Алессей не отвечал, только брови его двигались. Мне этого хватало, чтобы понять — ему интересно слушать мой рассказ. И я описывала, как сшивала ведьме рваные раны, как придумала уменьшить будущие шрамы, и что должна скоро прийти в себя. Всё же организм очень молод, да и ведьмины силы, так близкие природе, наверняка помогут ей поправиться.
Такие разговоры вслух иногда мне давали какую-нибудь новую идею по лечению или по новому инструменту, иногда приносили ответ на вопрос, который давно не мог решиться, и поэтому я любила такие минуты — говоришь, погружаясь в себя, размышляешь, переосмысливаешь, вроде и слушатель есть, но и никто не перебивает.
Я замолчала, задумавшись.
— Иди уже, отдыхай, Ольга, — тихо проговорил Алессей, не открывая глаз. — Всё хорошо. Обещаю — буду жить.
Я только вздохнула.
— Да, надо. Но ещё к ведьме загляну.
Девушка лежала, вытянувшись и закрыв глаза. Выглядела настолько хорошо, что казалась не спящей, а играющей в спящую. Нет, швы никуда не делись. Те, что были на лице, так и вовсе бугрились и краснели даже из-под тонкой пленки перевязочного материала.
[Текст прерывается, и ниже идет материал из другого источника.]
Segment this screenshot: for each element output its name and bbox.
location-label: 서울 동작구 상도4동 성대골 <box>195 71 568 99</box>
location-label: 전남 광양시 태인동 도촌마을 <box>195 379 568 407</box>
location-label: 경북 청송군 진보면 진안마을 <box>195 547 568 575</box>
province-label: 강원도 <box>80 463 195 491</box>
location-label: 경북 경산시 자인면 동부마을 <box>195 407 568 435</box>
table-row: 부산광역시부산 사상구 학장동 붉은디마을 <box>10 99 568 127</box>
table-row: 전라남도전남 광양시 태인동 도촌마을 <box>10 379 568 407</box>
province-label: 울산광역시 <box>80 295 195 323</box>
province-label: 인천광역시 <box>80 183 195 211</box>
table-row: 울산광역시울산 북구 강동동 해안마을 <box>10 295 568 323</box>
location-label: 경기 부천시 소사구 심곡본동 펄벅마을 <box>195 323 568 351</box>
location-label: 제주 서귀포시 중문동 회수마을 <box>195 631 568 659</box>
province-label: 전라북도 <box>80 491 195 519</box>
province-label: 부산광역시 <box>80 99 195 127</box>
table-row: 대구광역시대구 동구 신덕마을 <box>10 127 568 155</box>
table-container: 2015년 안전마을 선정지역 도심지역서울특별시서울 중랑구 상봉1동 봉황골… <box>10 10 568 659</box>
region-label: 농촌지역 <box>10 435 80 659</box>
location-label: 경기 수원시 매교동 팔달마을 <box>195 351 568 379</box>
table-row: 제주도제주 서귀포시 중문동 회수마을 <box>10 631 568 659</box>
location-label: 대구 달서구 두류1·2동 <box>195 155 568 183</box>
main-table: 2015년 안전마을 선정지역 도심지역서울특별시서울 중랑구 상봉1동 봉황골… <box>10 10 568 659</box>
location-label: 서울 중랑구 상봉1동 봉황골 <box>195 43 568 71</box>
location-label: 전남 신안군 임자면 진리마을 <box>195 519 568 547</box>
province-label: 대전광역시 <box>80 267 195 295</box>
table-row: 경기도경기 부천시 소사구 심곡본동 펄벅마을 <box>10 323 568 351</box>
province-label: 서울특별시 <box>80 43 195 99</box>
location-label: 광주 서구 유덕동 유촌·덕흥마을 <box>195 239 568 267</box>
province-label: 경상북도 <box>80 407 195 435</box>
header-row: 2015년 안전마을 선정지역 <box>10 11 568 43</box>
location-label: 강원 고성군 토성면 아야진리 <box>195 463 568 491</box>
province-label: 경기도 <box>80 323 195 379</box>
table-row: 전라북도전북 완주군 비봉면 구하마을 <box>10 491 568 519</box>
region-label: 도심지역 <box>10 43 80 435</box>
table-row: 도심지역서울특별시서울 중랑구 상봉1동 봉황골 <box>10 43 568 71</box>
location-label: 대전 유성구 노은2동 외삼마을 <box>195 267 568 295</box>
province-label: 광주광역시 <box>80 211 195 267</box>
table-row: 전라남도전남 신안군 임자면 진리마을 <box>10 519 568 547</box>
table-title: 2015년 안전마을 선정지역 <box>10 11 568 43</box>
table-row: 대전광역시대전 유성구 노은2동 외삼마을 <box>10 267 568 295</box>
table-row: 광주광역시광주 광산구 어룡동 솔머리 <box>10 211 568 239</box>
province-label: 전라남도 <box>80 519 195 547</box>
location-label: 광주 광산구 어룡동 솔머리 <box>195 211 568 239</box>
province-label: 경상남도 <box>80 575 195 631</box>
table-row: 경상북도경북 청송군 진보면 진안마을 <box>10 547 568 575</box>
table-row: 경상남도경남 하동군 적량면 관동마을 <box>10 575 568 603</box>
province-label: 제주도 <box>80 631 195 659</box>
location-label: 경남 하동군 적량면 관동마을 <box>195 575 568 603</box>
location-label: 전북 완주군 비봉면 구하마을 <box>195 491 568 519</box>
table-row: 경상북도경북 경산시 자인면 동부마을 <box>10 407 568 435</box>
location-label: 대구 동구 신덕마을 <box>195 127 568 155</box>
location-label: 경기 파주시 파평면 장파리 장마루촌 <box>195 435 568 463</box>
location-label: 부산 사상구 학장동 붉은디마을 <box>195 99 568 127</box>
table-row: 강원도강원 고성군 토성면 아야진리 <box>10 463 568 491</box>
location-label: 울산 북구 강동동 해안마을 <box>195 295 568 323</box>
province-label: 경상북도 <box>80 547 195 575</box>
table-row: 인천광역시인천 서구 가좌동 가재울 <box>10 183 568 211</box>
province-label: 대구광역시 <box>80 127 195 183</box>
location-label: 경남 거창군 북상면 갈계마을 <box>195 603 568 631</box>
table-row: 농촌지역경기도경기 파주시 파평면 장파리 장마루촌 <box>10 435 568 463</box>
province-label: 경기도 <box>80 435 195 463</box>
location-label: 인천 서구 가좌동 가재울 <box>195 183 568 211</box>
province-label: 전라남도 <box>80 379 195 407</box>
Но регенерация была хорошо заметна: отёк спадал, покраснение уменьшалось, да и общее состояние девушки радовало.
Я посчитала пульс, потрогала висок. Горячки не было. Очень хорошо, пусть спит.
— Странно, — тихо прошептала в голове Всёля, будто разговаривая сама с собой.
— Что странно?
— Не знаю.
Я ещё раз внимательно всмотрелась в черты девушки, обезображенные когтями хищника: спокойные, расслабленные. Дыхание ровное, неглубокое. Рот чуть приоткрыт, как у маленьких детей, что крепко спят.